Sur des marchés développés en faible progression, la croissance externe est un enjeu clé pour les moyennes et grandes entreprises. C’est par elle que les entreprises captent les parts de marché, accroissent leur pouvoir de marché et de réseau qui leur confère une meilleure maîtrise du prix, qu’elles se constituent des bases arrières à l’étranger pour mobiliser des ressources, et qu’elles développent une force de frappe pour capter la demande du grand large.
Après une crise longue, qui a affaibli des pans entiers de la production et fragilisé certaines entreprises, le risque c’est de devenir la proie des entreprises en proue de la reprise. C’était un des gros dangers que nous avions mentionné pour l’économie française dès 2013. La perte de contrôle en 2015 de la branche énergie d’Alstom, puis la fusion du cimentier Lafarge avec Holcim ou la fusion de la branche ferroviaire d’Alstom avec Siemens, en 2017-2018, n’ont fait par la suite que surligné la réalité de la menace d’un repli des intérêts français.
Le retour des fusacq
Mais au-delà des cas les plus emblématiques, comment se positionne la France dans cette grande lutte pour consolider les marchés à son profit ? Le marché des fusions acquisitions bat son plein et renoue avec ses niveaux d’avant crise. Le phénomène est amplifié par l’hyperactivité du capital investissement sur le segment de la transmission, qui tend à financiariser toujours plus notre économie.
Or, au-delà des grands cas que je viens de mentionner, la balance ne semble pas jouer systématiquement en défaveur des intérêts français, notamment depuis 2017, où l’on a vu notamment à la manoeuvre PSA avec Opel, Altran avec Arcent, Suez avec GE Water, Thales avec Gemalto, Danone et Whitewawe, Essilor et Luxottica.
La France redevient investisseur net
Après des années de gel, les entreprises françaises seraient-elles reparties à l’offensive ? Le mouvement d’expansion est retracé dans la balance des paiements, à travers l’investissement direct, qui relate non seulement les opérations de fusion acquisition transfrontières, mais aussi toutes les autres opérations qui participent à l’accroissement de la valeur des capitaux productifs sous contrôle hexagonal, par réinvestissement des profits dégagés à l’étranger, ou par accroissement de la dette intra-groupe notamment.
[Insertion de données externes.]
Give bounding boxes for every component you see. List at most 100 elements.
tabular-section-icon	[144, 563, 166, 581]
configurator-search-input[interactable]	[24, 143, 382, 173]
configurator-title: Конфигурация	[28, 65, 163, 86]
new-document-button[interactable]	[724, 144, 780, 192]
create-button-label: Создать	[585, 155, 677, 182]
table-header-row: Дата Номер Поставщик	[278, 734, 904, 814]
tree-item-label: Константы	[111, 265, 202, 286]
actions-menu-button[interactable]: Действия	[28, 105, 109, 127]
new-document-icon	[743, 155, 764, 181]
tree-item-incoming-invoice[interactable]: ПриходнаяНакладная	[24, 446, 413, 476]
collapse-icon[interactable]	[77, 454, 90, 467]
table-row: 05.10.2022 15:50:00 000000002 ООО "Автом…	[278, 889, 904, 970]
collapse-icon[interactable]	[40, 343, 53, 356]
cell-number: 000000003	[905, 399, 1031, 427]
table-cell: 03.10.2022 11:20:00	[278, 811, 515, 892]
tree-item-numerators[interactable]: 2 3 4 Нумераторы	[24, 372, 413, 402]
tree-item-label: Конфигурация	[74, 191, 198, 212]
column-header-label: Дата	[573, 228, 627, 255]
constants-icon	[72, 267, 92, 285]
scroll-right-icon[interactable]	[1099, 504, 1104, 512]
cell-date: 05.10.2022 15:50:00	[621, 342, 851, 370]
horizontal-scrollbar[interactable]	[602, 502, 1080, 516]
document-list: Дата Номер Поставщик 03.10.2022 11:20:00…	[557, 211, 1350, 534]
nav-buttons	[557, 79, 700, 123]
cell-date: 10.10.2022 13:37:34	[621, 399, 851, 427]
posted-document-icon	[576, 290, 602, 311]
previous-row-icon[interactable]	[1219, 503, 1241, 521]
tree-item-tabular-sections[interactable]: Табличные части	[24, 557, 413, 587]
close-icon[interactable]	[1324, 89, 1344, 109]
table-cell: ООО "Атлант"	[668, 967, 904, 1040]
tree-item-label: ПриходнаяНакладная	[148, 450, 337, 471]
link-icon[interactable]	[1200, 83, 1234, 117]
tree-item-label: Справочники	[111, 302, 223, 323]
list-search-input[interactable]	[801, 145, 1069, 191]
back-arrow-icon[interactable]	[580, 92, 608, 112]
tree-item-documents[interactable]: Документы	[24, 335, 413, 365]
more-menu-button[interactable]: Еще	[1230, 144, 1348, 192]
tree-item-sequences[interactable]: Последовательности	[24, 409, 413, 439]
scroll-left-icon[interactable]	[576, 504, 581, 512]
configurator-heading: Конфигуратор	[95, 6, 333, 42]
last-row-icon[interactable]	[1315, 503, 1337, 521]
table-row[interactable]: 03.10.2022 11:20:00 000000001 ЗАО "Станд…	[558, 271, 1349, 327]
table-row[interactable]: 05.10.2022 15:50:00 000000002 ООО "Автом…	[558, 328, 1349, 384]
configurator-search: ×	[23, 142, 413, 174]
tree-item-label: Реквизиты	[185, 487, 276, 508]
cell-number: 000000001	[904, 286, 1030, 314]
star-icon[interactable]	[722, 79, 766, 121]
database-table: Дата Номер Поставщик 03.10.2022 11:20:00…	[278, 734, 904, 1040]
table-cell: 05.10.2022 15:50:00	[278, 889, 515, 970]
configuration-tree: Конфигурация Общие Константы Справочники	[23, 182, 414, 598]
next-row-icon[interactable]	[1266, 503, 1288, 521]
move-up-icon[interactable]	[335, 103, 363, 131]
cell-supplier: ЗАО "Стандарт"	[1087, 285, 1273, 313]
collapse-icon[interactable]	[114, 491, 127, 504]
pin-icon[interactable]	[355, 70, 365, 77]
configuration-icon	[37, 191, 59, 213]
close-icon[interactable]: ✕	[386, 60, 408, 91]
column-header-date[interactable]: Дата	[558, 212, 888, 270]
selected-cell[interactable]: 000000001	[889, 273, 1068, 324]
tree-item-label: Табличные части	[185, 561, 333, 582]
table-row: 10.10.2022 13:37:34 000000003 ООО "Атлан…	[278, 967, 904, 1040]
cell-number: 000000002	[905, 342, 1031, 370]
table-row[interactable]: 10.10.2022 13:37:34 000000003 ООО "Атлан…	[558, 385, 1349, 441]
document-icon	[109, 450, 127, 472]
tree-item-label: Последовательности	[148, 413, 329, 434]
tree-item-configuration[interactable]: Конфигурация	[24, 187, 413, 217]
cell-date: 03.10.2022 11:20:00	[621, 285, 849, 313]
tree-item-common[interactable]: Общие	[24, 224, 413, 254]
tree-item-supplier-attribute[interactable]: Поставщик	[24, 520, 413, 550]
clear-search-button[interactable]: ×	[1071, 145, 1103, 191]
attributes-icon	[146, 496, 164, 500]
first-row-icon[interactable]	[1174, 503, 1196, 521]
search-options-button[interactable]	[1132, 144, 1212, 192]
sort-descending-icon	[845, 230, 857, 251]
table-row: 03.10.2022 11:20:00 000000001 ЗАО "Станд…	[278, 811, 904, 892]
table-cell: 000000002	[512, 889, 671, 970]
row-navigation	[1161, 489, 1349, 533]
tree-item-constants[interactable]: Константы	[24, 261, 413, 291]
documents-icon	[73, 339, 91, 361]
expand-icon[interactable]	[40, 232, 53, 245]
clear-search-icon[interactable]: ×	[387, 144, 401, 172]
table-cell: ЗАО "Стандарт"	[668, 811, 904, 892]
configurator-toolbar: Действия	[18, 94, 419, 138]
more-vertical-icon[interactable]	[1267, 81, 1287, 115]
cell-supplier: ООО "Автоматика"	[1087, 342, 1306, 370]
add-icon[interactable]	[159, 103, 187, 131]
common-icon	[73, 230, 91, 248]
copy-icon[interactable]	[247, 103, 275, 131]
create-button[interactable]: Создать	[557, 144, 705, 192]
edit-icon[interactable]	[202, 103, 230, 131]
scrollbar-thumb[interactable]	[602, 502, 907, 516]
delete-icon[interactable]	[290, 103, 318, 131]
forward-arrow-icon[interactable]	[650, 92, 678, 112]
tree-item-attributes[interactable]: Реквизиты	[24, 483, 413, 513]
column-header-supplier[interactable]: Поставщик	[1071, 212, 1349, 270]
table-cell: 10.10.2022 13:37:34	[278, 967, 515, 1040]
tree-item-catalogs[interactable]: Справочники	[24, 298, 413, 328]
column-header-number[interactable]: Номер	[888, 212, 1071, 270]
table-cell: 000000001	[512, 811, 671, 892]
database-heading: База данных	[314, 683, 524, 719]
Ces données confirment que la France reprend pied doucement mais surement en matière d’investissement direct à l’étranger. Le tissu productif reprend son mouvement d’extension depuis son point bas de 2014. Les niveaux sont encore loin des pics du début des années 2000 ou de la seconde moitié des années 2000, mais il faut avoir en tête que ces périodes étaient aussi des périodes de survalorisation des acquisitions. Surtout, la France redevient investisseur net, alors qu’elle avait perdu transitoirement ce statut début 2016.
Derrière la croissance externe, l'endettement
Bref ces données confirment que la France convalescente n’est pas la proie que l’on pouvait craindre. Il faut néanmoins rechercher d’où provient cette capacité offensive, dans un pays qui a vu sa profitabilité entamée et dont la valorisation des groupes reste en retrait d’autres grandes nations, Allemagne et Etats-Unis en tête. Et c’est là qu’apparaît peut-être le talon d’Achille français en matière de croissance externe : les grandes entreprises hexagonales ont certes des munitions financières (trésorerie, importants actifs en actions et obligations), mais celles-ci sont adossées à de la dette. Une dette qui a évolué à contre-courant de ce que l’on observe dans la plupart des grandes économies. Derrière cette offensive, il y a du levier, qui fait son miel de la faiblesse actuelle des taux d’intérêt. Une prise de risque industrielle qui se double donc d’une prise de risque financière.